Exceptional people are scarce, costly, and highly mobile. Turnover is an expensive problem for a small business. You invest time and money in a person and then they leave. Add to that the fact that in many cases a small business can’t afford to hire the exceptional person nor can they afford not to hire them, so they are caught “between a rock and a hard place.”
How do you retain stars? Why would they stay with your company when they get an offer for more money somewhere else? Everyone has different motivations. Numerous studies show that money isn’t always the highest priority. Seven key elements in retaining stars.
- Vision – Are your employees excited about the long-term vision for your company? Would you follow someone who doesn’t know where they are going?

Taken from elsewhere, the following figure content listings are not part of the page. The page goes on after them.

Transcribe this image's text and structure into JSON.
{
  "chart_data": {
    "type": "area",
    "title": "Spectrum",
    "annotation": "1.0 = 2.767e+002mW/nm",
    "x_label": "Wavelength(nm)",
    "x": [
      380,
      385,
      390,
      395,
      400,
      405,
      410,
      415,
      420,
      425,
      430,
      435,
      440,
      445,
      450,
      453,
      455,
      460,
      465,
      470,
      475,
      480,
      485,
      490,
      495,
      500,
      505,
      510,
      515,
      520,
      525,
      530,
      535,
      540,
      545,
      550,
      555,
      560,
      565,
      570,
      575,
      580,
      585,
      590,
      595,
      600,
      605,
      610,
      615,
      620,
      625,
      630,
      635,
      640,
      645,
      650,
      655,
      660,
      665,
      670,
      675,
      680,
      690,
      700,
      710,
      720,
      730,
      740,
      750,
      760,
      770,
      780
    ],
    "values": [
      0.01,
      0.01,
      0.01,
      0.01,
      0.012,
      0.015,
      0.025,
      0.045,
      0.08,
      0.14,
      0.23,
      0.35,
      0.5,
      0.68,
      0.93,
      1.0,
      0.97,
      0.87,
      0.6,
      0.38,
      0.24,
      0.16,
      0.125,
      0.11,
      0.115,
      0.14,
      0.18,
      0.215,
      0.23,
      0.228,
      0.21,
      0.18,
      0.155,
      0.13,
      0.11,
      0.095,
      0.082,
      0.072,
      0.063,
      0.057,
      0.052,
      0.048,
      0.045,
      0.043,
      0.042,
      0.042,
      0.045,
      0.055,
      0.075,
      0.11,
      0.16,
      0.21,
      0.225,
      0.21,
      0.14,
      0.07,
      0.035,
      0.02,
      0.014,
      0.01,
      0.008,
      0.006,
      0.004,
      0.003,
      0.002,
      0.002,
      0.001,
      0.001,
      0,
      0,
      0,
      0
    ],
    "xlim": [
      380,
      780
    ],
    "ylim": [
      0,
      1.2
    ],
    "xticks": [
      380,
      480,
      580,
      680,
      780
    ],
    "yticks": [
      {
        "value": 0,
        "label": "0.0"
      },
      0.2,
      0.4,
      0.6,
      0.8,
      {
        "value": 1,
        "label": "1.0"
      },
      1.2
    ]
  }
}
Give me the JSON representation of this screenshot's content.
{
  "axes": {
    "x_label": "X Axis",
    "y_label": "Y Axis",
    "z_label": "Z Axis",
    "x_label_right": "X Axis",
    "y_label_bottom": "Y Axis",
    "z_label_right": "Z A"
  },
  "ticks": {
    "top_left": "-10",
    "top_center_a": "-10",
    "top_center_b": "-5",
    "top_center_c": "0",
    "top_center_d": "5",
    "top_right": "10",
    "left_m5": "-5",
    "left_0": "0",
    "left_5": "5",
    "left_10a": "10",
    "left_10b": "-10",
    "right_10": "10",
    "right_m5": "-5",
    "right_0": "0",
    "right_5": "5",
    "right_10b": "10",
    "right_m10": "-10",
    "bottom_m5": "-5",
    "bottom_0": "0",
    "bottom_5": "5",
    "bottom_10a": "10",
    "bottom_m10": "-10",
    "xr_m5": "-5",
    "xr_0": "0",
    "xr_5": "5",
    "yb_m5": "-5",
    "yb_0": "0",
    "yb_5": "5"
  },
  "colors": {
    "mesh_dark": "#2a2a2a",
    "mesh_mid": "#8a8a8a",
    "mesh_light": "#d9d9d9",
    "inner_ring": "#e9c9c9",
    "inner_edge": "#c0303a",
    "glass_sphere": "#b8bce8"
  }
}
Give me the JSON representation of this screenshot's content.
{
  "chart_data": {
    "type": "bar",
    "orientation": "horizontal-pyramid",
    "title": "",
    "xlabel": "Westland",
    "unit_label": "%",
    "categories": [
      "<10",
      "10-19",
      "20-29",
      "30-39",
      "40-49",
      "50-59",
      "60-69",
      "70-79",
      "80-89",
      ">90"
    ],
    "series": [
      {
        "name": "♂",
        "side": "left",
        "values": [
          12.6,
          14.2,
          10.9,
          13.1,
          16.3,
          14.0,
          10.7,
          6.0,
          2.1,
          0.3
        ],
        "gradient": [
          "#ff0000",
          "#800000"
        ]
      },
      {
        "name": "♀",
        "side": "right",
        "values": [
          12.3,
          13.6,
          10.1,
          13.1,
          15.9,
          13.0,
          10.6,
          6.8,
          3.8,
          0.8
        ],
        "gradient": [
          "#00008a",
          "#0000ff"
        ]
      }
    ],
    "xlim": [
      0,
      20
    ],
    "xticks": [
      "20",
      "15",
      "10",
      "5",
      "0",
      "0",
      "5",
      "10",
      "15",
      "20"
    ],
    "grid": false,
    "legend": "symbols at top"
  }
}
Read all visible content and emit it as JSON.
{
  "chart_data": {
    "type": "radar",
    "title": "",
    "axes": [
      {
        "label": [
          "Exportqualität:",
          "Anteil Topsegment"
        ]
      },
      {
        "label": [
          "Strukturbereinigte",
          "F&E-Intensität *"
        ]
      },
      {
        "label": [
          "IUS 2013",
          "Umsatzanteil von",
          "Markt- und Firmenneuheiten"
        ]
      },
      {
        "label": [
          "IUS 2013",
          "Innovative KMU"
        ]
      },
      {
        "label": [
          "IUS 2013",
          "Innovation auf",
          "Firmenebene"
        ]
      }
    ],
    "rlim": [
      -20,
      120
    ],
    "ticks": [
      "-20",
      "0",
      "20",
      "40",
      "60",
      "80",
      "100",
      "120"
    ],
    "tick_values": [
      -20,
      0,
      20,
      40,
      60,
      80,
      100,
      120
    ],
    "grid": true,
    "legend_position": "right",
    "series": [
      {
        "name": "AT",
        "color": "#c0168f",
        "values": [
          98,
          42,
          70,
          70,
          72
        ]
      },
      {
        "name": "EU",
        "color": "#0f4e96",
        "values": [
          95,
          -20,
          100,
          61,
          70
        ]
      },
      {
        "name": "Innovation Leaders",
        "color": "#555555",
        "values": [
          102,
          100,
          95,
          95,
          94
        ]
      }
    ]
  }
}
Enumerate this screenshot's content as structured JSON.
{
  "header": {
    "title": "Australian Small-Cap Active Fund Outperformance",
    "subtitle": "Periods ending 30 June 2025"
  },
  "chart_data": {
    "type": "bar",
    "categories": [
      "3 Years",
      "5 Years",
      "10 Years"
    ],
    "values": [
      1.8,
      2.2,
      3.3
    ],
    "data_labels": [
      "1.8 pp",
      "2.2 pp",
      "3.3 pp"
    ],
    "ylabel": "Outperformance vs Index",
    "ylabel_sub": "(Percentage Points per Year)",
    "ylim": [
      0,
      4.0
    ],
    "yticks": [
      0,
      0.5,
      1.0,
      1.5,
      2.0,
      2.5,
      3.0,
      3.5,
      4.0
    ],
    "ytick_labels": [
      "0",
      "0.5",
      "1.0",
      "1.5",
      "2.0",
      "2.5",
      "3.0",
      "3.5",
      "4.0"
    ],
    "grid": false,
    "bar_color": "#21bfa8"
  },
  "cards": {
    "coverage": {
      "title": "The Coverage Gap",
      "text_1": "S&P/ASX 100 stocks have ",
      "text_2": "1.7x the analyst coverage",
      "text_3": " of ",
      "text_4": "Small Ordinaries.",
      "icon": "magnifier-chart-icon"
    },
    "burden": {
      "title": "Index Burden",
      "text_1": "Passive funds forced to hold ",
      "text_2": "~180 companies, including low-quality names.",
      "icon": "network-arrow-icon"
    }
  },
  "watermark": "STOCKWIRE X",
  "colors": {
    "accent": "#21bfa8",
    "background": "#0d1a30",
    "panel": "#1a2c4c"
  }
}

- Fundamental Purpose – Do your employees believe in your purpose (how you help people and make the world a better place)? When you believe in a purpose or cause, you are excited to get up and go to work every day.
- Fundamental Values – Do your employees share your values? Your values define who you are as a person and as a company. Would you stay with a company that violates your values?
- Fundamental Operating Principles – Are your employees comfortable with your culture and “how things are done” at your company?
Vision and fundamental purpose, values, and operating principles are discussed in more detail in The Alligator Business Solution – Small Business Competitive Advantage https://alligatorbusinesssolution.com/
- Future Opportunities – Do your stars have a future with your company. Most stars are ambitious, and they want to know this? Do they have advancement or potential ownership opportunities?
- Recognition – People want their contribution recognized and to feel like they are contributing to a winning team. They want to know how they are doing, and that doesn’t mean just once a year! Recognize accomplishment when it occurs, but make sure it is deserved. Recognition for achievement shouldn’t be confused with acknowledgment of a person, attention to their needs, or encouragement. Recognition for non-achievement is not encouragement and can result in discouragement.
- Appreciation – Employees want to know that their contribution is appreciated. There are numerous inexpensive ways to show appreciation. A good book with many ideas is The Best Place To Work by Dr. Ron Friedman.
These seven keys are not about a bigger paycheck. Star employees are more likely to stay because of where you are going, how you make the world a better place, the values you believe in, how your company operates, and whether they feel recognized and appreciated. As one young star said, “I moved to South Carolina because I wanted to work for this company even though the pay was less than I was making in Texas. I believe in who they are, what they stand for, and where they are going.”